Con poca difficoltà riuscii a sgattaiolare fuori dalle sue sfarzose mura senza farmi notare e, coprendomi il capo con il mantello nero, mi mischiai alle persone che passeggiavano frettolose tra le strade.
Senza perdere tempo raggiunsi lo spiazzo indicatomi da Xandra e cercando di non destare sospetti mi sedetti ad una panca e attesi il suo arrivo.
Una parte di me sperava che lei rispettasse la mia decisione di partire senza avvisare Enex ma dall'altra avevo davvero poche speranze che lo facesse davvero.
La sua morale era forte e la sua disciplina rigida, temevo che in qualche maniera mi avrebbe tradito.
Sospirai osservando il grande castello poi per l'agitazione cominciai a giocare con delle ciocche dei capelli e toccai per la prima volta il vuoto sulle mie spalle.

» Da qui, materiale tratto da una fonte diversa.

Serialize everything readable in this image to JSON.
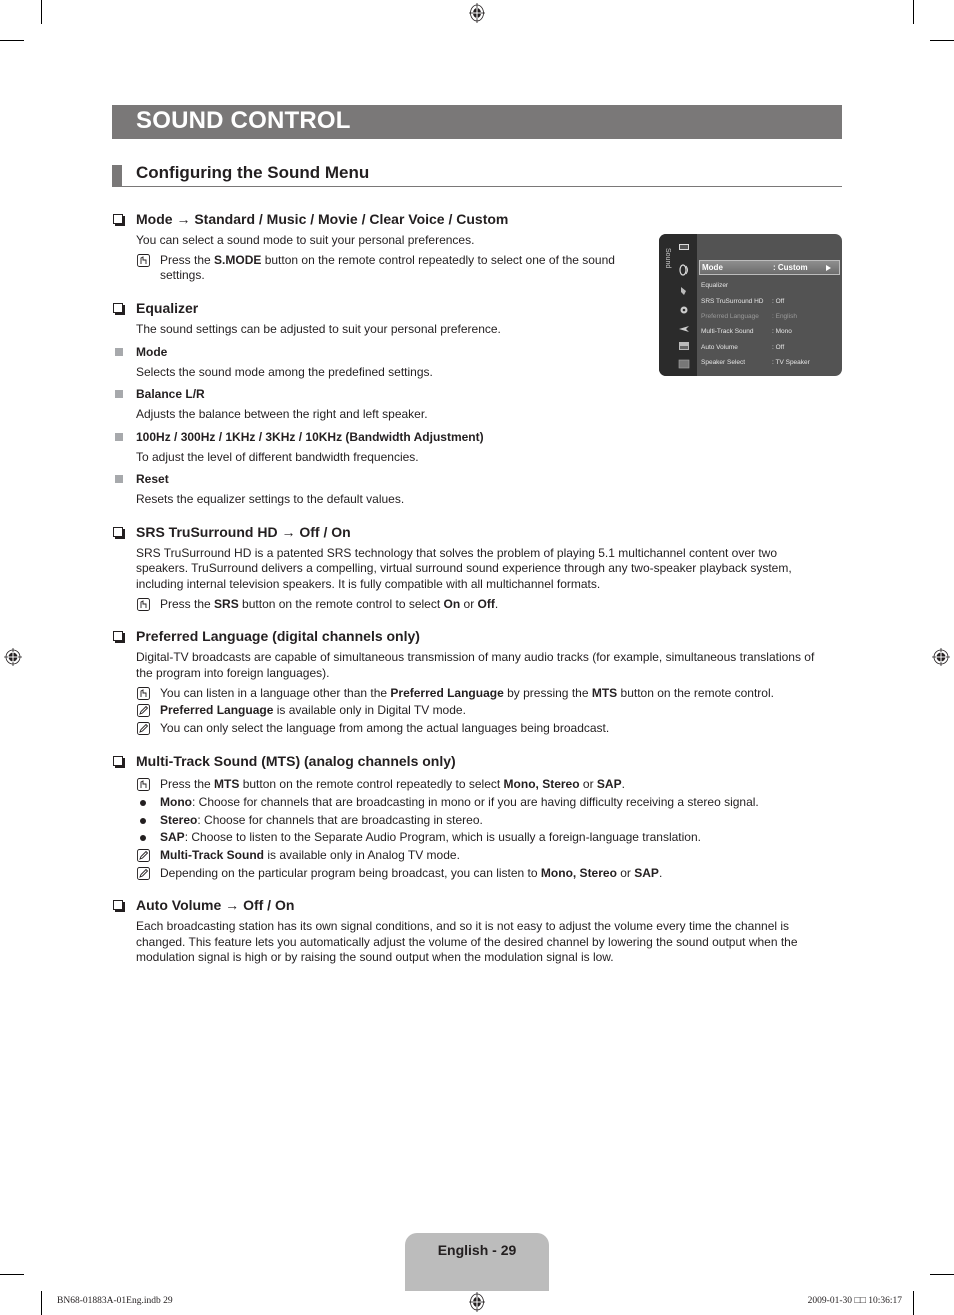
{
  "page": {
    "title": "SOUND CONTROL",
    "section_heading": "Configuring the Sound Menu",
    "page_label": "English - 29",
    "footer_left": "BN68-01883A-01Eng.indb   29",
    "footer_right": "2009-01-30   □□ 10:36:17"
  },
  "tv_menu": {
    "side_label": "Sound",
    "side_icons": [
      "picture-icon",
      "sound-icon",
      "channel-icon",
      "setup-icon",
      "input-icon",
      "application-icon",
      "support-icon"
    ],
    "rows": [
      {
        "label": "Mode",
        "value": ": Custom",
        "selected": true
      },
      {
        "label": "Equalizer",
        "value": ""
      },
      {
        "label": "SRS TruSurround HD",
        "value": ": Off"
      },
      {
        "label": "Preferred Language",
        "value": ": English",
        "dimmed": true
      },
      {
        "label": "Multi-Track Sound",
        "value": ": Mono"
      },
      {
        "label": "Auto Volume",
        "value": ": Off"
      },
      {
        "label": "Speaker Select",
        "value": ": TV Speaker"
      }
    ]
  },
  "mode": {
    "heading": "Mode → Standard / Music / Movie / Clear Voice / Custom",
    "body": "You can select a sound mode to suit your personal preferences.",
    "note_pre": "Press the ",
    "note_bold": "S.MODE",
    "note_post": " button on the remote control repeatedly to select one of the sound",
    "note_line2": "settings."
  },
  "equalizer": {
    "heading": "Equalizer",
    "body": "The sound settings can be adjusted to suit your personal preference.",
    "items": [
      {
        "title": "Mode",
        "desc": "Selects the sound mode among the predefined settings."
      },
      {
        "title": "Balance L/R",
        "desc": "Adjusts the balance between the right and left speaker."
      },
      {
        "title": "100Hz / 300Hz / 1KHz / 3KHz / 10KHz (Bandwidth Adjustment)",
        "desc": "To adjust the level of different bandwidth frequencies."
      },
      {
        "title": "Reset",
        "desc": "Resets the equalizer settings to the default values."
      }
    ]
  },
  "srs": {
    "heading": "SRS TruSurround HD → Off / On",
    "body_lines": [
      "SRS TruSurround HD is a patented SRS technology that solves the problem of playing 5.1 multichannel content over two",
      "speakers. TruSurround delivers a compelling, virtual surround sound experience through any two-speaker playback system,",
      "including internal television speakers. It is fully compatible with all multichannel formats."
    ],
    "note": {
      "a": "Press the ",
      "b1": "SRS",
      "c": " button on the remote control to select ",
      "b2": "On",
      "d": " or ",
      "b3": "Off",
      "e": "."
    }
  },
  "preferred_language": {
    "heading": "Preferred Language (digital channels only)",
    "body_lines": [
      "Digital-TV broadcasts are capable of simultaneous transmission of many audio tracks (for example, simultaneous translations of",
      "the program into foreign languages)."
    ],
    "note1": {
      "a": "You can listen in a language other than the ",
      "b1": "Preferred Language",
      "c": " by pressing the ",
      "b2": "MTS",
      "d": " button on the remote control."
    },
    "note2": {
      "b1": "Preferred Language",
      "a": " is available only in Digital TV mode."
    },
    "note3": "You can only select the language from among the actual languages being broadcast."
  },
  "mts": {
    "heading": "Multi-Track Sound (MTS) (analog channels only)",
    "note1": {
      "a": "Press the ",
      "b1": "MTS",
      "c": " button on the remote control repeatedly to select ",
      "b2": "Mono, Stereo",
      "d": " or ",
      "b3": "SAP",
      "e": "."
    },
    "bullets": [
      {
        "bold": "Mono",
        "text": ": Choose for channels that are broadcasting in mono or if you are having difficulty receiving a stereo signal."
      },
      {
        "bold": "Stereo",
        "text": ": Choose for channels that are broadcasting in stereo."
      },
      {
        "bold": "SAP",
        "text": ": Choose to listen to the Separate Audio Program, which is usually a foreign-language translation."
      }
    ],
    "note2": {
      "b1": "Multi-Track Sound",
      "a": " is available only in Analog TV mode."
    },
    "note3": {
      "a": "Depending on the particular program being broadcast, you can listen to ",
      "b1": "Mono, Stereo",
      "c": " or ",
      "b2": "SAP",
      "d": "."
    }
  },
  "auto_volume": {
    "heading": "Auto Volume → Off / On",
    "body_lines": [
      "Each broadcasting station has its own signal conditions, and so it is not easy to adjust the volume every time the channel is",
      "changed. This feature lets you automatically adjust the volume of the desired channel by lowering the sound output when the",
      "modulation signal is high or by raising the sound output when the modulation signal is low."
    ]
  }
}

Mi sentivo più leggera e non solo perchè non avevo più quel peso bruno.
Mi sentivo diversa, mi sentivo me stessa forse per la prima volta da quando avevo messo piede in quel mondo e la presenza di Enex mi avrebbe ritrasportato nel burrone della depressione.
Di fronte a lui non potevo non pensare che nonostante i miei sforzi il mio volto ancora rispecchiava quello di Ginozkena e non lo accettavo.
Non riuscivo a stare in sua compagnia sapendo che quella che guardava non ero io.
Mi destabilizzava e io avevo bisogno di tutta quella determinazione per concludere una volta per tutte il viaggio.
«Stai cambiando idea?» la voce di Xandra interruppe i miei pensieri «Sei ancora in tempo» mi spiegò passandomi davanti, stringeva tra le mani le redini di due vallachi.
«No» mi alzai e con movenze decise recuperai il comando di uno dei due animali.
«Andiamo, abbiamo perso fin troppo tempo. Non abbiamo pensato a Nazca, deve essere così spaventata prigioniera di quei mostri» presi la testa del gruppo e mi incamminai a passo svelto verso il cancello principale della città.
Più mi allontanavo e più il mio stomaco era in subbuglio, improvvisamente tutte le incertezze che avevo cercato di reprimere mi assaltarono.
Saremmo riuscite ad arrivare all'altare sane e salve? Cosa sarebbe successo quando avrei di nuovo incontrato Uriel? La resa dei conti era vicina, ero pronta a compiere il mio dovere?
In realtà non sentivo di esserlo ma la consapevolezza che la conclusione del mio viaggio mi avrebbe riportata a casa mi diede forza per continuare a muovere i piedi uno dietro l'altro senza più voltarmi dietro.
Quando avevo cominciato ad abituarmi ad Ariadonne avevo pensato che il mio senso di inadeguatezza nel mio mondo fosse dipeso dal fatto che non gli appartenevo pienamente: qui, tra Xandra e gli altri finalmente mi ero sentita a casa ma mi sbagliavo.
Non c'era posto per Faith lì, non c'era posto per me.